Alex se apoyó con una mano en el tronco de un olivo y orinó, regando con el chorro una columna de hormigas que se afanaban en trasladar un asombroso montón de ramitas.
Se acabó la cerveza chupando la lata, se enjuagó la boca y escupió. Resopló al sentarse en el banco del porche. Tras eructar de nuevo, se sacó del bolsillo del pantalón corto un paquete de Gauloises. Se había salpicado de cerveza la camiseta, ya sucia y grasienta. A través de la tela, se palpó la barriga y se pellizcó un rollo de grasa entre el índice y el pulgar. Estaba engordando. Las tres semanas que llevaba de inactividad forzosa, ocupado únicamente en descansar y comer, se estaban haciendo notar.

Alargó un pie para pisar un periódico de hacía más de quince días. La suela de la bota deportiva tapó la cara que aparecía en la primera plana. La suya. Un texto a una columna escrito en grandes caracteres, en el que destacaban unas mayúsculas todavía mayores: su nombre, Alex Barny.

Había otra foto, ésta más pequeña: un tipo rodeando con un brazo los hombros de una mujer que llevaba un bebé en brazos. Alex carraspeó y escupió sobre el periódico. El salivazo y unas briznas de tabaco cayeron sobre el rostro del bebé. Escupió de nuevo y esta vez dio en el blanco: la cara del poli que sonreía a su reducida familia.
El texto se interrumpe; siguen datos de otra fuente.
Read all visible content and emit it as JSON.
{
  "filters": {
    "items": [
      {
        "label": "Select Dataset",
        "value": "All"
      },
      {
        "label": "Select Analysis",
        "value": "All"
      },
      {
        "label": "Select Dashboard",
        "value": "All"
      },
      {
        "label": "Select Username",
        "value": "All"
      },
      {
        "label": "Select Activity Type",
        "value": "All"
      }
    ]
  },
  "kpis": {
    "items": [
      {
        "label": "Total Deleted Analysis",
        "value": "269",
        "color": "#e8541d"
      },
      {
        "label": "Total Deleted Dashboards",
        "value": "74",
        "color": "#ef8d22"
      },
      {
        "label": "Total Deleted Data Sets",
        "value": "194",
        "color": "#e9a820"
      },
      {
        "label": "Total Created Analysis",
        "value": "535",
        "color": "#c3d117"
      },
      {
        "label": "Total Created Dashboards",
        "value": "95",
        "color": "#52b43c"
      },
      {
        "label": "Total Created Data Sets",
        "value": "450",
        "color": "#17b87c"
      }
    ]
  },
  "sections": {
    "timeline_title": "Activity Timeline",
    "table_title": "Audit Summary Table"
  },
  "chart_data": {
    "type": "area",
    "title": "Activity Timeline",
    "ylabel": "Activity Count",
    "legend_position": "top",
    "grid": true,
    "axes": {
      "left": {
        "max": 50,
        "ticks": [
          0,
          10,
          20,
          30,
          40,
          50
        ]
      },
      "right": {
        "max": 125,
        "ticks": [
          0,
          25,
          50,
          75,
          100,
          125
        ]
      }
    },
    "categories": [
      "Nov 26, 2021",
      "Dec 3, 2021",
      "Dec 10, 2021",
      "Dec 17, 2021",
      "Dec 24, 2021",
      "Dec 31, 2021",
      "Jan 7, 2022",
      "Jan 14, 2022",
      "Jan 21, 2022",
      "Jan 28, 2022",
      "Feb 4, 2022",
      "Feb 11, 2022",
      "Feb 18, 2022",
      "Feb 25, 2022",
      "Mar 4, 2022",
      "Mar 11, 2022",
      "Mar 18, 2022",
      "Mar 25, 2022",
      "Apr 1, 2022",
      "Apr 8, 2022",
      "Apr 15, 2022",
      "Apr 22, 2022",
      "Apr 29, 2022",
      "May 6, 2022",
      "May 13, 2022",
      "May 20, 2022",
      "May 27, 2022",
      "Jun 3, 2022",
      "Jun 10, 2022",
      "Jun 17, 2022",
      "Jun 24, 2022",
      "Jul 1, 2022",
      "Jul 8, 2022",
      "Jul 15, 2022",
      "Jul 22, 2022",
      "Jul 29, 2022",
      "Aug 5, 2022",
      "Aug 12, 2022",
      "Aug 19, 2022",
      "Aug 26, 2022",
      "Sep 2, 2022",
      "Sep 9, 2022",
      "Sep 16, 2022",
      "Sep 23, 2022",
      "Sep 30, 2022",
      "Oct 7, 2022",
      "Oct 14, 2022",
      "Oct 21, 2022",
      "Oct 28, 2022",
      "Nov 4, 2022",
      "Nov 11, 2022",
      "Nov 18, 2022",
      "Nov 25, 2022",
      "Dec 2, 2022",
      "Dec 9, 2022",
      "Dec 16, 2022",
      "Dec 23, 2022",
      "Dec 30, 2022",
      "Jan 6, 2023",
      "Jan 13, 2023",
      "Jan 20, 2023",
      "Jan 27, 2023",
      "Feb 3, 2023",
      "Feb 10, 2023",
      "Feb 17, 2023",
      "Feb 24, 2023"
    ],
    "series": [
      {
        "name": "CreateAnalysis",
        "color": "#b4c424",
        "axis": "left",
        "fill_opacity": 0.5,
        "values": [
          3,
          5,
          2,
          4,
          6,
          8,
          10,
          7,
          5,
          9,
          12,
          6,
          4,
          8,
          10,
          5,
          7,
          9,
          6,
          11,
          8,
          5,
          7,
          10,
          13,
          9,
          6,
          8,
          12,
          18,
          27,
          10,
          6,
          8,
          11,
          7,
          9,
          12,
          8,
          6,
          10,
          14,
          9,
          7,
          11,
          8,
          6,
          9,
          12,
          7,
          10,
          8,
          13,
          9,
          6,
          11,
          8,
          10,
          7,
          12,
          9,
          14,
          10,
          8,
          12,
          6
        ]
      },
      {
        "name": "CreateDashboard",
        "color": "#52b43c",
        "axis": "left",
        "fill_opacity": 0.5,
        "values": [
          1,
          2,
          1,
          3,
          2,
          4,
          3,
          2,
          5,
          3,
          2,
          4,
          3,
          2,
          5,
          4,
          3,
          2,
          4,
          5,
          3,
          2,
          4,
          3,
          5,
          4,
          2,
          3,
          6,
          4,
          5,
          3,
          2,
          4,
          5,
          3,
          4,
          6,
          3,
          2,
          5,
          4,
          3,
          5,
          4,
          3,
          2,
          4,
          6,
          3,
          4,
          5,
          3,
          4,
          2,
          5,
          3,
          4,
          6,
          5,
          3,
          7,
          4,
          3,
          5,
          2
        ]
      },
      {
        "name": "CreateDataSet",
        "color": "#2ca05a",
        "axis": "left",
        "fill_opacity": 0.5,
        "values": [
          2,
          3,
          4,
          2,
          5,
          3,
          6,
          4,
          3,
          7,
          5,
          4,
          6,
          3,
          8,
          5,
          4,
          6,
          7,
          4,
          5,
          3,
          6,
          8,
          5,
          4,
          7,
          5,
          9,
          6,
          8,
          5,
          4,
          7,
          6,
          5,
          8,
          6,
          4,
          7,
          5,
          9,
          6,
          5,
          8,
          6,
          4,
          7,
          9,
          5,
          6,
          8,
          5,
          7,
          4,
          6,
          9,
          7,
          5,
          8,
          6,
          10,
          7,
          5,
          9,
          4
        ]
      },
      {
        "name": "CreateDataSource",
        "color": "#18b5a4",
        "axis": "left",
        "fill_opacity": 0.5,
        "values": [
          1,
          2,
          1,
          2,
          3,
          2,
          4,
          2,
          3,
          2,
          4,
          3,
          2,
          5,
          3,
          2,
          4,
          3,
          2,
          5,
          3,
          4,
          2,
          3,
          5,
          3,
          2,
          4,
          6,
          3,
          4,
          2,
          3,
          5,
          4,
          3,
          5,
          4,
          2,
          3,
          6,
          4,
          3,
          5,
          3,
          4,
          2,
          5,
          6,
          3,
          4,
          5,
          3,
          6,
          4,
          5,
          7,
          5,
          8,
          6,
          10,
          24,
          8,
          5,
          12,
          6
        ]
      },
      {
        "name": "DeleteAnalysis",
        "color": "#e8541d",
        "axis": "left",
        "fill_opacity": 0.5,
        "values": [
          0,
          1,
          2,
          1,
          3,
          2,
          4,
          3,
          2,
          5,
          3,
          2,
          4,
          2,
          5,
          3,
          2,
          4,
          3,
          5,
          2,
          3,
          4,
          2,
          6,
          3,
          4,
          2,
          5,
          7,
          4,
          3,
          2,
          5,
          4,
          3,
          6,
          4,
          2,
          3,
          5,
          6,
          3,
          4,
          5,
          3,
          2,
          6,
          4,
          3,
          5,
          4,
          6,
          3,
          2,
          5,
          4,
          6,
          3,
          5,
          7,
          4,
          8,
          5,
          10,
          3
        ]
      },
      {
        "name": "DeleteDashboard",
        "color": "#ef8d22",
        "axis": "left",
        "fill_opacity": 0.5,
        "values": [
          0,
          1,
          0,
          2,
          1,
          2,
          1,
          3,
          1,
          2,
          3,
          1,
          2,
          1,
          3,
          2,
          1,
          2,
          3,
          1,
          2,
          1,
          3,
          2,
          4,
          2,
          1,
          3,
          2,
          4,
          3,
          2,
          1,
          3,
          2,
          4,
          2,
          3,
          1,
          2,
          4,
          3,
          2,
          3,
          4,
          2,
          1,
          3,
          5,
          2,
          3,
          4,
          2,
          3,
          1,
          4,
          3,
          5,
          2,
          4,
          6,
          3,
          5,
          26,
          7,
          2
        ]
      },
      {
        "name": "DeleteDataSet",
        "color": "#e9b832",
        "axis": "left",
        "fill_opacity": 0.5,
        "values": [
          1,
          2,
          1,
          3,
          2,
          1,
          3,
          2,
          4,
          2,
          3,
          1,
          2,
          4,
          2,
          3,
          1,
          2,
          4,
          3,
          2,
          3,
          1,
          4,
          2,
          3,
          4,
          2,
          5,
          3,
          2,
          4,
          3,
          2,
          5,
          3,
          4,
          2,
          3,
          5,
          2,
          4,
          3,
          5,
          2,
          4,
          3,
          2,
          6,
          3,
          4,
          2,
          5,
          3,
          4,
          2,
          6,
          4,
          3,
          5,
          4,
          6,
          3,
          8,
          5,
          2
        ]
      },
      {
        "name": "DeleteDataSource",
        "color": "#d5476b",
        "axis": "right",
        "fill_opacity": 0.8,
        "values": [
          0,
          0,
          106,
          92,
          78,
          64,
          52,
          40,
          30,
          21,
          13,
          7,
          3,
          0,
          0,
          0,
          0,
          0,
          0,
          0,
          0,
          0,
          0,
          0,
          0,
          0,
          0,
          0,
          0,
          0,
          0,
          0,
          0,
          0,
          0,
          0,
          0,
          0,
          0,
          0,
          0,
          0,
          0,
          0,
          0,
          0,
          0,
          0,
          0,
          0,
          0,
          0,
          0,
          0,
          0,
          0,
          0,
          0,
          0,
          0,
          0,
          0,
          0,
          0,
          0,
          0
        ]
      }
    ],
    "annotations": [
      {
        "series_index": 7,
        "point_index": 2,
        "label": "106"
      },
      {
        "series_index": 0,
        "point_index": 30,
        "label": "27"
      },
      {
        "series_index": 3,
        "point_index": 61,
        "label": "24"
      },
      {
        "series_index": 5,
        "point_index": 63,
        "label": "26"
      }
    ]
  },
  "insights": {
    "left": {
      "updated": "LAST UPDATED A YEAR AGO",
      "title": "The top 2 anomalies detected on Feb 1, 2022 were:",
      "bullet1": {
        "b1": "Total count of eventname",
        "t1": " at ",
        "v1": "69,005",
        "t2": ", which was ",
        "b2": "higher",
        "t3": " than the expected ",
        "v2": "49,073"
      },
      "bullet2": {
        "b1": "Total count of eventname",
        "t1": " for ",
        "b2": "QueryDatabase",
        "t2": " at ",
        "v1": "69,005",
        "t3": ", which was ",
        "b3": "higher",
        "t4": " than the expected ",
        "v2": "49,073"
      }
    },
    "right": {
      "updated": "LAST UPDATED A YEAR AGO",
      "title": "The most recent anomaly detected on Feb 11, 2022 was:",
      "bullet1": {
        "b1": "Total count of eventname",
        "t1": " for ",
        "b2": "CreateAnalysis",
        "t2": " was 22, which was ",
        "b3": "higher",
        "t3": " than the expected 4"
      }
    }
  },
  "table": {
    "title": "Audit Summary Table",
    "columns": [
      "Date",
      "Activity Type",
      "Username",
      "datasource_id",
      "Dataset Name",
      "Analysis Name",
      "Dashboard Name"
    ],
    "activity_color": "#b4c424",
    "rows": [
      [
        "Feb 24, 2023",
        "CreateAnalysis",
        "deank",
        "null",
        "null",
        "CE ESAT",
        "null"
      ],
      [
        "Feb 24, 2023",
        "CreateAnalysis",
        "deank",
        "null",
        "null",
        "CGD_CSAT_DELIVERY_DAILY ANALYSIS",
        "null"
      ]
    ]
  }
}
Ese poli que ahora estaba muerto...

Alex vertió el resto de la cerveza sobre el periódico; la tinta se diluyó, emborronando la foto, y el papel se empapó. Se quedó absorto en la contemplación de los regueros que ensuciaban poco a poco la página. Luego la pisoteó para romperla.

Una sensación de angustia lo invadió. Se le empañaron los ojos, pero las lágrimas no acudieron a ellos; los sollozos que nacían en su garganta se truncaron, dejándolo desamparado. Tensó la venda del apósito, que estaba arrugada, la alisó y cambió de sitio el imperdible.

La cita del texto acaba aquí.